Phil Lehenbauer, staff biologist for the Fisheries and Wildlife Service, points out that the San Bruno agreement involves ''recovery,'' not just protection for the endangered subspecies.

The Mission Blue is a tiny butterfly with dusty blue wings that measure about one inch from tip to tip; the wings' undersides are gray with black spots. The Callippe Silverspot is about twice as big; it has irregular wing stripes of black and tan, with silver spots on the light tan underside. The Reid study determined that the San Bruno Elfin would not be threatened by the planned development.
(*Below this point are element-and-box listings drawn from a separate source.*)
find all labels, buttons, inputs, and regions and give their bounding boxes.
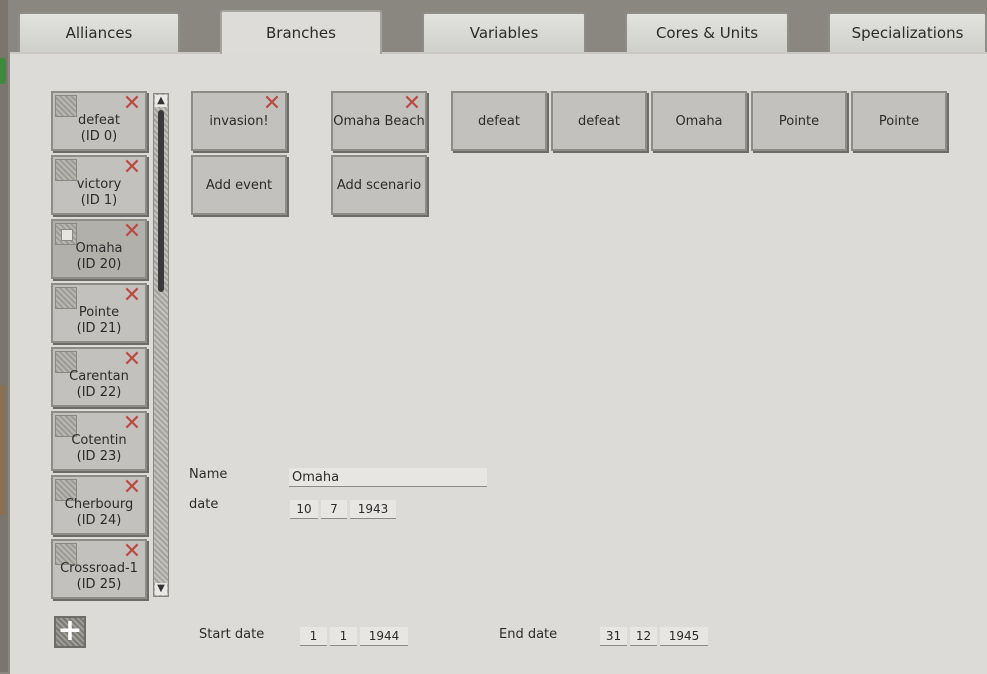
- close-icon[interactable]: ✕: [122, 349, 142, 371]
- branch-item[interactable]: ✕ Cotentin (ID 23): [51, 411, 147, 471]
- branch-name: Cotentin: [71, 433, 127, 448]
- add-scenario-label: Add scenario: [336, 177, 422, 193]
- branch-name: victory: [76, 177, 122, 192]
- start-year-field[interactable]: 1944: [360, 627, 408, 646]
- name-input[interactable]: [289, 468, 487, 487]
- add-event-label: Add event: [205, 177, 273, 193]
- end-month-field[interactable]: 12: [630, 627, 657, 646]
- end-day-field[interactable]: 31: [600, 627, 627, 646]
- start-month-field[interactable]: 1: [330, 627, 357, 646]
- close-icon[interactable]: ✕: [122, 285, 142, 307]
- outcome-button[interactable]: defeat: [551, 91, 647, 151]
- branch-list-scrollbar[interactable]: ▲ ▼: [153, 93, 169, 597]
- date-year-field[interactable]: 1943: [350, 500, 396, 519]
- close-icon[interactable]: ✕: [122, 221, 142, 243]
- close-icon[interactable]: ✕: [122, 157, 142, 179]
- plus-icon: +: [57, 613, 83, 648]
- outcome-label: defeat: [478, 113, 520, 129]
- branch-id: (ID 20): [76, 257, 122, 272]
- edge-green-marker: [0, 58, 6, 84]
- outcome-button[interactable]: defeat: [451, 91, 547, 151]
- outcome-label: Pointe: [878, 113, 920, 129]
- outcome-label: defeat: [578, 113, 620, 129]
- tab-alliances[interactable]: Alliances: [18, 12, 180, 52]
- tab-branches[interactable]: Branches: [220, 10, 382, 54]
- date-day-field[interactable]: 10: [290, 500, 318, 519]
- branch-id: (ID 1): [80, 193, 118, 208]
- branch-item[interactable]: ✕ defeat (ID 0): [51, 91, 147, 151]
- add-branch-button[interactable]: +: [54, 616, 86, 648]
- outcome-button[interactable]: Omaha: [651, 91, 747, 151]
- outcome-button[interactable]: Pointe: [751, 91, 847, 151]
- add-scenario-button[interactable]: Add scenario: [331, 155, 427, 215]
- branch-item[interactable]: ✕ Pointe (ID 21): [51, 283, 147, 343]
- tab-cores-units[interactable]: Cores & Units: [625, 12, 789, 52]
- branch-id: (ID 25): [76, 577, 122, 592]
- close-icon[interactable]: ✕: [262, 93, 282, 115]
- tab-specializations[interactable]: Specializations: [828, 12, 987, 52]
- branch-name: Cherbourg: [64, 497, 134, 512]
- left-edge-strip: [0, 0, 8, 672]
- branch-name: Pointe: [78, 305, 120, 320]
- branch-name: Omaha: [75, 241, 123, 256]
- tab-variables[interactable]: Variables: [422, 12, 586, 52]
- outcome-button[interactable]: Pointe: [851, 91, 947, 151]
- event-item[interactable]: invasion! ✕: [191, 91, 287, 151]
- date-month-field[interactable]: 7: [321, 500, 347, 519]
- branch-name: Carentan: [69, 369, 129, 384]
- close-icon[interactable]: ✕: [122, 93, 142, 115]
- branch-name: defeat: [78, 113, 120, 128]
- close-icon[interactable]: ✕: [122, 477, 142, 499]
- scroll-down-icon[interactable]: ▼: [155, 583, 167, 595]
- branch-name: Crossroad-1: [60, 561, 138, 576]
- branch-id: (ID 21): [76, 321, 122, 336]
- outcome-label: Pointe: [778, 113, 820, 129]
- edge-brown-marker: [0, 385, 6, 515]
- branch-item-selected[interactable]: ✕ Omaha (ID 20): [51, 219, 147, 279]
- scroll-up-icon[interactable]: ▲: [155, 95, 167, 107]
- event-label: invasion!: [209, 113, 269, 129]
- branch-item[interactable]: ✕ Crossroad-1 (ID 25): [51, 539, 147, 599]
- tab-bar: Alliances Branches Variables Cores & Uni…: [0, 0, 987, 54]
- name-label: Name: [189, 467, 228, 482]
- branch-item[interactable]: ✕ victory (ID 1): [51, 155, 147, 215]
- add-event-button[interactable]: Add event: [191, 155, 287, 215]
- branch-id: (ID 23): [76, 449, 122, 464]
- branch-id: (ID 0): [80, 129, 118, 144]
- close-icon[interactable]: ✕: [402, 93, 422, 115]
- start-date-label: Start date: [199, 627, 265, 642]
- branch-id: (ID 24): [76, 513, 122, 528]
- end-year-field[interactable]: 1945: [660, 627, 708, 646]
- end-date-label: End date: [499, 627, 558, 642]
- branch-id: (ID 22): [76, 385, 122, 400]
- outcome-label: Omaha: [675, 113, 723, 129]
- close-icon[interactable]: ✕: [122, 413, 142, 435]
- branch-item[interactable]: ✕ Carentan (ID 22): [51, 347, 147, 407]
- scenario-item[interactable]: Omaha Beach ✕: [331, 91, 427, 151]
- close-icon[interactable]: ✕: [122, 541, 142, 563]
- start-day-field[interactable]: 1: [300, 627, 327, 646]
- scroll-thumb[interactable]: [158, 110, 164, 292]
- branch-item[interactable]: ✕ Cherbourg (ID 24): [51, 475, 147, 535]
- date-label: date: [189, 497, 219, 512]
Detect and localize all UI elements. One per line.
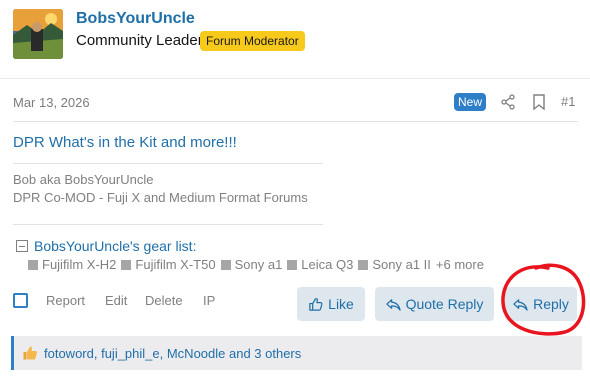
collapse-icon[interactable] [16,240,28,252]
report-link[interactable]: Report [46,293,85,308]
reactions-bar: fotoword, fuji_phil_e, McNoodle and 3 ot… [11,336,582,370]
delete-link[interactable]: Delete [145,293,183,308]
quote-reply-label: Quote Reply [405,296,484,312]
share-icon[interactable] [500,94,516,110]
ip-link[interactable]: IP [203,293,215,308]
signature-line-2: DPR Co-MOD - Fuji X and Medium Format Fo… [13,190,308,205]
reactions-users-link[interactable]: fotoword, fuji_phil_e, McNoodle and 3 ot… [44,346,301,361]
reply-button[interactable]: Reply [505,287,577,321]
signature-line-1: Bob aka BobsYourUncle [13,172,154,187]
thumbs-up-icon [309,297,323,311]
new-badge: New [454,93,487,111]
select-checkbox[interactable] [13,293,28,308]
avatar[interactable] [13,9,63,59]
gear-bullet-icon [220,259,231,270]
gear-list-header[interactable]: BobsYourUncle's gear list: [16,238,196,254]
bookmark-icon[interactable] [532,94,546,110]
post-user-header: BobsYourUncle Community Leader Forum Mod… [0,0,590,78]
gear-list-title[interactable]: BobsYourUncle's gear list: [34,238,196,254]
signature-divider [13,163,323,164]
post-date[interactable]: Mar 13, 2026 [13,95,90,110]
reply-icon [513,298,528,311]
gear-bullet-icon [287,259,298,270]
quote-reply-icon [385,298,401,311]
reply-button-label: Reply [533,296,569,312]
thumbs-up-icon [23,346,37,360]
edit-link[interactable]: Edit [105,293,127,308]
like-button[interactable]: Like [297,287,365,321]
gear-item[interactable]: Sony a1 II [358,257,431,272]
moderator-badge: Forum Moderator [200,31,305,51]
gear-item[interactable]: Fujifilm X-T50 [121,257,216,272]
gear-item[interactable]: Leica Q3 [287,257,353,272]
post-number[interactable]: #1 [561,94,575,109]
user-title: Community Leader [76,32,203,49]
post-title[interactable]: DPR What's in the Kit and more!!! [13,134,237,151]
gear-bullet-icon [358,259,369,270]
divider [13,121,578,122]
gear-list: Fujifilm X-H2 Fujifilm X-T50 Sony a1 Lei… [28,257,484,272]
gear-divider [13,224,323,225]
gear-bullet-icon [121,259,132,270]
quote-reply-button[interactable]: Quote Reply [375,287,494,321]
gear-more-link[interactable]: +6 more [436,257,484,272]
gear-bullet-icon [28,259,38,270]
like-button-label: Like [328,296,354,312]
gear-item[interactable]: Sony a1 [220,257,282,272]
gear-item[interactable]: Fujifilm X-H2 [28,257,116,272]
username[interactable]: BobsYourUncle [76,10,195,28]
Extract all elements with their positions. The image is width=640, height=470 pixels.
Richard Arnold, an entomolgist at the University of California-Berkeley who wrote his doctoral dissertation on the Mission Blue and Elfin, argues that the HCP will expose the butterflies to ''great risk.'' He charges that the Reid Associates study was not thorough enough and interpretation of findings was ''overly optimistic.''

Mr. Arnold also says the impact on 12 endangered plant species and some animals, including the rare San Francisco garter snake, was not given sufficient weight. A ''saddle'' area on the mountain, once owned by Visitacion Associates but since sold to the state, would have been a more acceptable site for development from the wildlife-preservation point of view, Arnold argues.

Thomas Reid defends the integrity of his study, saying objections such as Arnold's are politically inspired ''red herrings.''

After a dozen public hearings and lengthy review, the Fisheries and Wildlife Service decided to back Reid's recommendations.